The Germany trip will however remain linked to the “lectio magistralis” of Regensburg. “The meeting in Regensburg was dedicated to the dialogue between faith and reason, as was pointed out there,” the pope said today.  In effect, on the one hand, “the cognitive capacity of man, his dominion over matter through the strength of thought” has made progress that once was unthinkable. “But the power of man, which grew in his hands thanks to science, becomes ever more a danger that threatens man himself and the world. Reason that is totally geared towards taking over the world no longer accepts limits. It is at the point of treating even human beings as if they were simply a product of its work and power. Our knowledge increases but at the same time reason is progressively being blinded to its own foundations; to the criteria that give it direction and meaning. Faith in that God who is in person the Reason creator of the universe should be welcomed by science in a new way as a challenge and chance. Reciprocally, this faith should recognize anew its intrinsic vastness and its own reason. Reason needs Logos that is at the beginning and is our light; faith, for its part, needs dialogue with modern reason, to become aware of its greatness and to match its own responsibilities.”


In that address, in which a quotation about Islam sparked irate reactions in the Muslim world, in reality “the dialogue between religions was touched upon only marginally”.

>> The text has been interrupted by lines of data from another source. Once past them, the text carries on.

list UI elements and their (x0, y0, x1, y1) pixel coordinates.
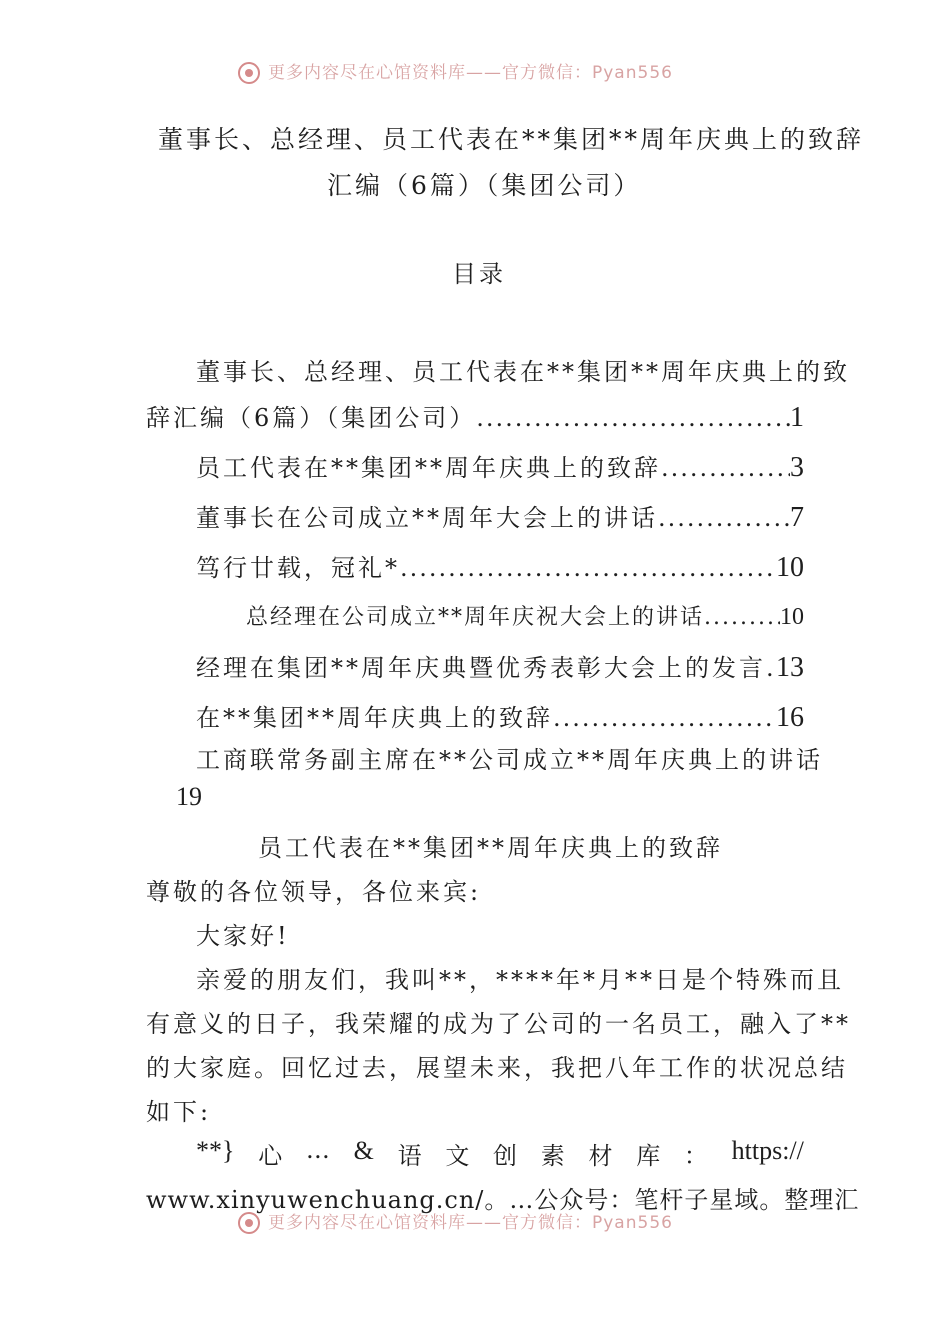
toc-page-number: 13 (776, 652, 804, 683)
doc-title-line1: 董事长、总经理、员工代表在**集团**周年庆典上的致辞 (158, 125, 865, 154)
source-token: 创 (493, 1142, 518, 1170)
watermark-bottom: 更多内容尽在心馆资料库——官方微信：Pyan556 (238, 1208, 718, 1234)
toc-leader-dots (476, 404, 790, 432)
source-token: & (353, 1136, 374, 1165)
toc-page-number: 10 (780, 604, 804, 630)
source-token: … (305, 1136, 330, 1164)
toc-entry-1-line1[interactable]: 董事长、总经理、员工代表在**集团**周年庆典上的致 (196, 358, 850, 386)
toc-leader-dots (553, 704, 776, 732)
toc-leader-dots (766, 654, 776, 682)
source-token: 素 (540, 1142, 565, 1170)
source-line (196, 1136, 804, 1171)
paragraph-line: 亲爱的朋友们，我叫**，****年*月**日是个特殊而且 (196, 966, 844, 994)
watermark-top: 更多内容尽在心馆资料库——官方微信：Pyan556 (238, 58, 718, 84)
doc-title-line2: 汇编（6篇）（集团公司） (327, 171, 642, 200)
toc-page-number: 1 (790, 402, 804, 433)
toc-entry-2[interactable] (196, 448, 804, 484)
toc-page-number: 16 (776, 702, 804, 733)
toc-entry-text: 董事长在公司成立**周年大会上的讲话 (196, 504, 658, 532)
source-line-2[interactable]: www.xinyuwenchuang.cn/。…公众号：笔杆子星域。整理汇 (146, 1186, 860, 1214)
toc-entry-3[interactable] (196, 498, 804, 534)
toc-entry-1[interactable] (146, 398, 804, 434)
toc-entry-7[interactable] (196, 698, 804, 734)
toc-entry-6[interactable] (196, 648, 804, 684)
toc-entry-5[interactable] (246, 600, 804, 631)
source-url-prefix[interactable]: https:// (731, 1136, 804, 1165)
toc-entry-8-page: 19 (176, 782, 202, 811)
toc-entry-text: 在**集团**周年庆典上的致辞 (196, 704, 553, 732)
toc-leader-dots (658, 504, 790, 532)
toc-heading: 目录 (452, 260, 506, 288)
toc-page-number: 10 (776, 552, 804, 583)
watermark-logo-icon (238, 1212, 260, 1234)
toc-entry-text: 总经理在公司成立**周年庆祝大会上的讲话 (246, 605, 705, 630)
toc-entry-text: 经理在集团**周年庆典暨优秀表彰大会上的发言 (196, 654, 766, 682)
source-token: **} (196, 1136, 235, 1165)
toc-entry-text: 笃行廿载，冠礼* (196, 554, 400, 582)
source-token: 语 (397, 1142, 422, 1170)
toc-page-number: 7 (790, 502, 804, 533)
source-token: 心 (258, 1142, 283, 1170)
toc-leader-dots (400, 554, 776, 582)
toc-page-number: 3 (790, 452, 804, 483)
toc-leader-dots (661, 454, 790, 482)
source-token: 材 (588, 1142, 613, 1170)
toc-entry-4[interactable] (196, 548, 804, 584)
source-token: ： (683, 1142, 708, 1170)
toc-entry-8[interactable]: 工商联常务副主席在**公司成立**周年庆典上的讲话 (196, 746, 823, 774)
toc-entry-1-line2: 辞汇编（6篇）（集团公司） (146, 404, 477, 432)
greeting: 大家好! (196, 922, 290, 950)
paragraph-line: 如下: (146, 1098, 212, 1126)
section-title: 员工代表在**集团**周年庆典上的致辞 (258, 834, 723, 862)
toc-leader-dots (704, 605, 780, 630)
source-token: 文 (445, 1142, 470, 1170)
paragraph-line: 的大家庭。回忆过去，展望未来，我把八年工作的状况总结 (146, 1054, 848, 1082)
source-token: 库 (636, 1142, 661, 1170)
salutation: 尊敬的各位领导，各位来宾: (146, 878, 482, 906)
watermark-logo-icon (238, 62, 260, 84)
toc-entry-text: 员工代表在**集团**周年庆典上的致辞 (196, 454, 661, 482)
paragraph-line: 有意义的日子，我荣耀的成为了公司的一名员工，融入了** (146, 1010, 851, 1038)
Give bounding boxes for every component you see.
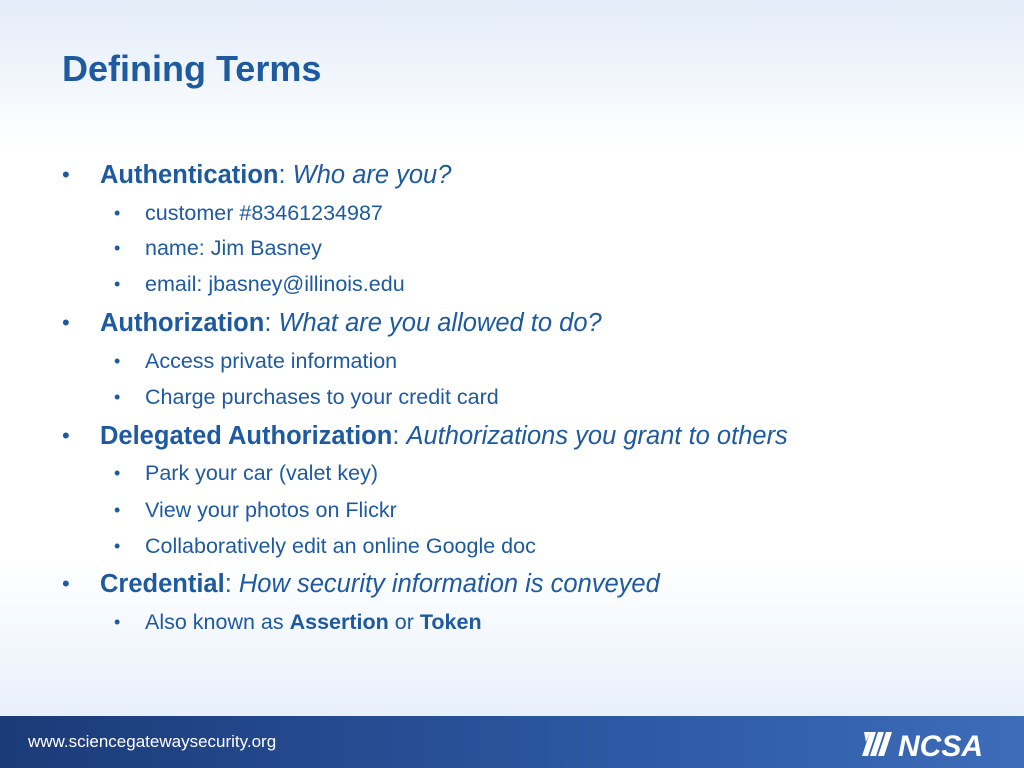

But the visit to Turkey (28 November – 1 December) “offered me the opportunity to illustrate also publicly my respect for the Islamic religion... In a dialogue to be strengthened with Islam, we should keep in mind the fact the Muslim world today finds itself facing a task with urgency, one similar to that facing Christians from the times of the Enlightenment and which the Second Vatican Council translated into concrete solutions for the Catholic Church after strenuous long research. It is about an approach that the community of the faithful must assume in the face of convictions and demands that became clear in the Enlightenment. On the one hand, there should be opposition to a dictatorship of positivistic reason that excludes God from the life of the community and public rules, thus depriving man of specific criteria to measure himself by. On the other, it is necessary to welcome the real achievements of the Enlightenment, human rights and especially religious freedom and the exercise of the same, recognizing in them essential elements for genuineness of religion. Just as the Christian community undertook lengthy research about the right stand of faith to take in the face of these convictions – a quest that certainly will never be definitively over – thus the Islamic world too, with its own traditions, stands before the considerable task of finding the right solutions in this regard. The content of dialogue between Christians and Muslims will now be above all a meeting of this commitment to identify the right solutions.”


One last thought linked to those days was about the meetings with the Ecumenical Patriarch Bartholomew with who, the pope said, “we had the experience of being brothers not only on the basis of words and historic events, but in the depths of our hearts; of being united by the shared faith of the Apostles beneath our thoughts and personal thoughts and feelings. We experienced profound unity in faith and will pray to the Lord more insistently that he may soon give us full unity in the shared breaking of bread.”